La Cassazione distingue tra falso doloso con danno e falso doloso senza danno per il pubblico, il secondo non è punibile
Relativamente ad una dichiarazione falsa consapevole sottoscritta in una CILA, possiamo fare un distinguo e considerare l’eventuale tenuità della dichiarazione falsa che non ha prodotto danno al pubblico, a prescindere dal dolo? O in quanto dolosa una dichiarazione falsa risulta sempre dannosa e di conseguenza punibile? Ti ricordo che la scelta e la compilazione successiva del modulo più appropriato per la richiesta di un titolo edilizio non è un’operazione da sottovalutare, in questo caso, a scanso di errori costosi in termini monetari, giuridici e di credibilità professionale, puoi valutare l’utilizzo di un software titoli edilizi che attraverso una procedura guidata ti aiuterà nella gestione e nell’archiviazione dei molteplici moduli edilizi sempre aggiornati e a tua disposizione.
Addentriamoci, quindi, nella sentenza penale n. 48828/2023 della Corte di Cassazione in merito ad un caso di false dichiarazioni nella CILA
Dichiarazione falsa e dolosa in CILA. Quando non è punibile?
La Corte d’Appello condannava l’amministratore di un condominio, poiché aveva dichiarato falsamente in una CILA che il fabbricato interessato dai lavori di cui alla dichiarazione, non era interessato da opere realizzate in assenza di titolo abilitativo idoneo.
Occorre precisare che qualche mese prima la presentazione della CILA, vi era stato un accertamento dell’ufficio comunale che aveva riscontrato un abuso, consistente nell’installazione di cinque lampioni non autorizzati nell’area circostante il fabbricato, e che l’amministratore, diffidato a provvedere, non aveva adempiuto alla prescrizione.
La Corte d’Appello accertava, quindi, il dolo della dichiarazione dell’amministratore e la conseguente impossibilità di riconoscere la causa di non punibilità di cui all’art. 131-bis “Esclusione della punibilità per particolare tenuità del fatto” del codice penale.

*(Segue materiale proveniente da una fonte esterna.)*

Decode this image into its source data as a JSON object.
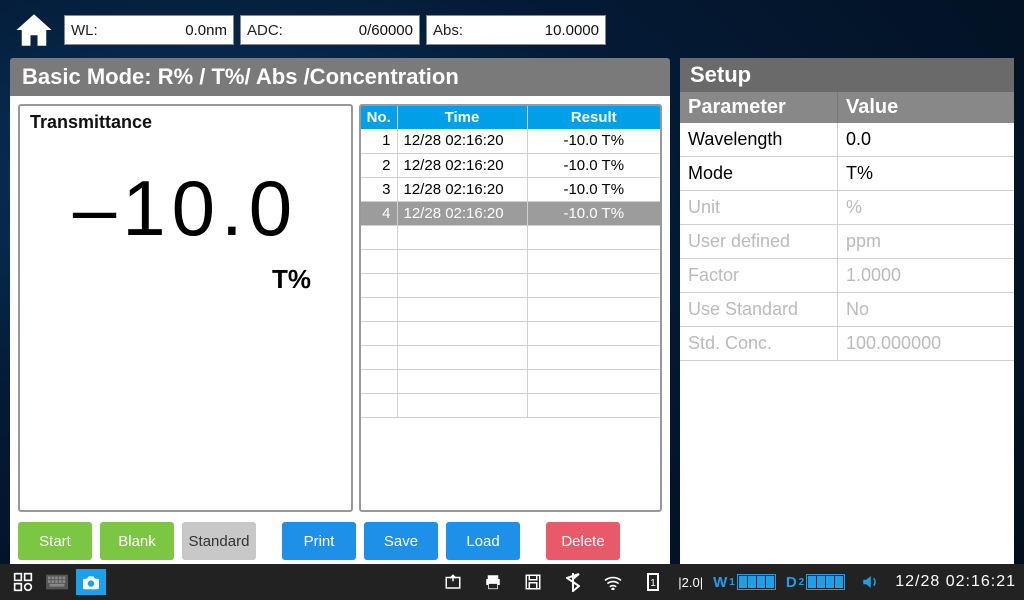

L’amministratore decideva di ricorrere in Cassazione con due motivi:
- l’eventuale falsità sarebbe stata inidonea ad ingannare l’amministrazione proprio perché questa era ben consapevole del ritenuto abuso da diversi anni. Si sarebbe trattato dunque di un caso di “falso innocuo”;
- mancata applicazione dell’art. 131-bis e assenza di danno alla pubblica amministrazione.
La Cassazione riconosce il dolo, ma anche la tenuità del fatto non punibile
Gli ermellini in premessa spiegano che:
- il “falso innocuo” o meglio l’innocuità del falso non significa che sia inutile o senza conseguenze. Esso, invece, è caratterizzato dalla mancanza di valore probatorio dell’atto falso in sé, indipendentemente dall’uso che se ne faccia. In altre parole, il falso qui costituisce realmente prova del dolo poiché l’amministratore era stato già intimato ad eliminare gli abusi, senza dare alcun seguito definitivo alla richiesta del Comune, anzi, nella CILA (che rimane un documento probatorio) aveva dichiarato la non presenza di abusi;
- nei reati di falso, non sono importanti concetti come il danno o il profitto, ma basta il solo rischio che la contraffazione o l’alterazione possano danneggiare la fiducia del pubblico, che è il principale interesse protetto dalla legge in materia.
Per la Cassazione ne consegue che il nodo della questione sia da spostare realmente sulla mancata applicazione dell’articolo 131-bis del codice penale, escluso dalla Corte d’Appello per la sussistenza del dolo, che comunque non ha prodotto danni alla fede pubblica, in quanto i lavori sarebbero stati eseguibili anche in presenza di quegli abusi, con conseguente tenuità del fatto che non risulta così punibile.
La Suprema Corte decide, quindi, per l’annullamento della sentenza della Corte d’Appello.